KEY POINTS:
The Government's top social workers say a "culture of blame" over child abuse is driving social workers into taking children from their families to avoid any risk of being blamed if things go wrong.
Child, Youth and Family Services (CYFS) chief social worker, Dr Marie Connolly, and her predecessor Mike Doolan say "sensationalist" media coverage of high-profile child deaths is making social workers less willing to trust the families of the children referred to them.
The number of children and young people in CYFS care has risen by half this decade, from 3533 in 1999-2000 to 5191 at the end of last year, despite an actual decline in child deaths from 1.07 a year for every 100,000 children in the 1990s to 0.79 a year in the first five years of this decade.
In a new book on child homicide, Dr Connolly and Mr Doolan call for a move away from the "culture of blame" to what they call a "public health model of welfare" which targets the whole range of factors that lead people to harm children.
In a foreword, the director of the Australian Centre for Child Protection, Dorothy Scott, calls for specific moves to:
* Cut problem drinking by raising alcohol prices, restricting advertising and tightening parents' control of their children's drinking.
* Make sure health services reach all new mothers and catch post-natal depression.
* Work proactively with vulnerable men in custody disputes.
A detailed study of nine cases where CYFS was involved before children were killed found that three of the cases followed Family Court custody hearings.
In one case, a father killed his child just hours after the court ordered him to transfer custody to the mother.
In another case, a mother agreed to transfer custody to the father, but the father "reported significant management difficulties with the child" and killed her two weeks later.
Although all nine case studies involved families where the parents had split, the broader analysis of all 91 children killed in New Zealand between 1991 and 2000 found that more than half the children died at the hands of their biological parents - 30 per cent fathers and 24 per cent mothers.
Only 18 per cent were killed by step-parents and the other 28 per cent were killed by other relatives, acquaintances or strangers.

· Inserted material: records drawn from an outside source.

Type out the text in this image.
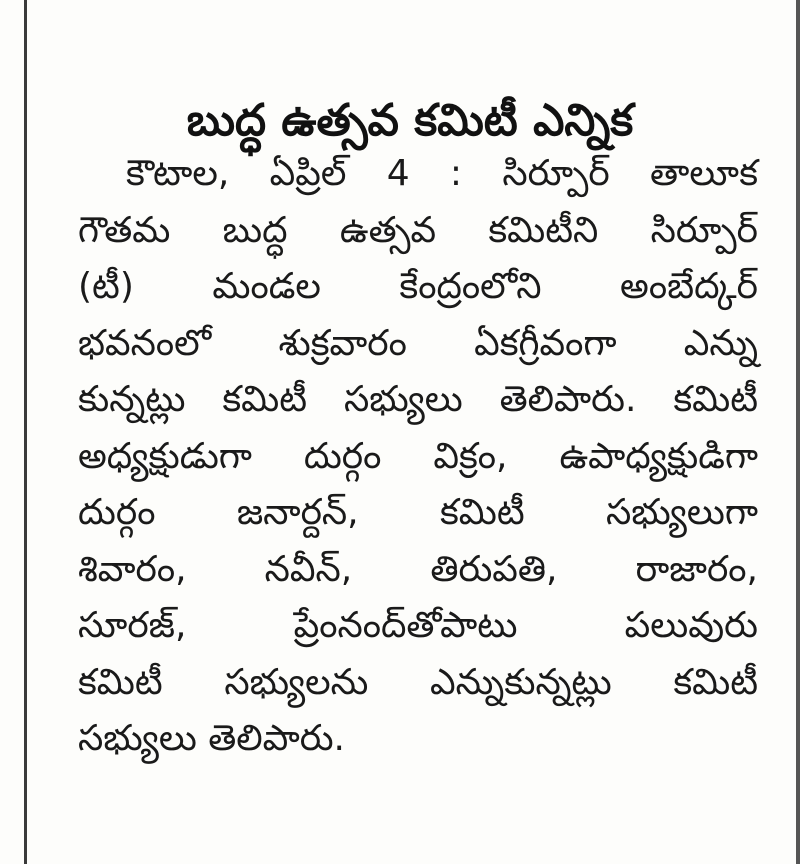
బుద్ధ ఉత్సవ కమిటీ ఎన్నిక
కౌటాల, ఏప్రిల్ 4 : సిర్పూర్ తాలూక
గౌతమ బుద్ధ ఉత్సవ కమిటీని సిర్పూర్
(టీ) మండల కేంద్రంలోని అంబేద్కర్
భవనంలో శుక్రవారం ఏకగ్రీవంగా ఎన్ను
కున్నట్లు కమిటీ సభ్యులు తెలిపారు. కమిటీ
అధ్యక్షుడుగా దుర్గం విక్రం, ఉపాధ్యక్షుడిగా
దుర్గం జనార్దన్, కమిటీ సభ్యులుగా
శివారం, నవీన్, తిరుపతి, రాజారం,
సూరజ్, ప్రేంనంద్‌తోపాటు పలువురు
కమిటీ సభ్యులను ఎన్నుకున్నట్లు కమిటీ
సభ్యులు తెలిపారు.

Almost two-thirds of the children killed were preschoolers and a quarter were under 1 - a fact the book attributes to "their physical vulnerability, their total dependence on adults, and their capacity to cry incessantly and drive an exhausted/enraged parent to act in ways that they normally would not".
Yet despite these cases, the book strongly endorses the current law that requires social workers to keep children within the extended family whenever possible. But in the book, Dr Connolly and Mr Doolan say that every high-profile child death review has led to tightening managerial controls over social workers which have made them less willing to risk leaving children with their families.
NZ CHILD HOMICIDES
1991-2000
WHO DIED
Boys 53 per cent
Girls 46 per cent
Unknown (unborn child) 1 per cent
0-1 year old 26 per cent
1-4 years old 37 per cent
5-10 years old 19 per cent
11-14 years old 18 per cent
Maori 52 per cent
Pakeha 39 per cent
Asian 4 per cent
Samoan 3 per cent
Unknown 2 per cent
HOW THEY DIED
Battered 47 per cent
Stabbed/knifed 20 per cent
Strangled/suffocated 19 per cent
Poisoned 5 per cent
Drowned 3 per cent
Shot 2 per cent
Neglected 2 per cent
Unknown 1 per cent
WHO KILLED THEM
Men 66 per cent
Women 34 per cent
Biological fathers 30 per cent
Biological mothers 24 per cent
De facto step-parents 18 per cent
Other relatives 9 per cent
Neighbours/acquaintances 6 per cent
Non-family caregivers 2 per cent
Boarders 1 per cent
Strangers 6 per cent
Unknown 4 per cent
Source: Connolly & Doolan, Lives Cut Short.
* Lives Cut Short, by Marie Connolly and Mike Doolan, Dunmore Publishing for the Children's Commissioner, $24.95.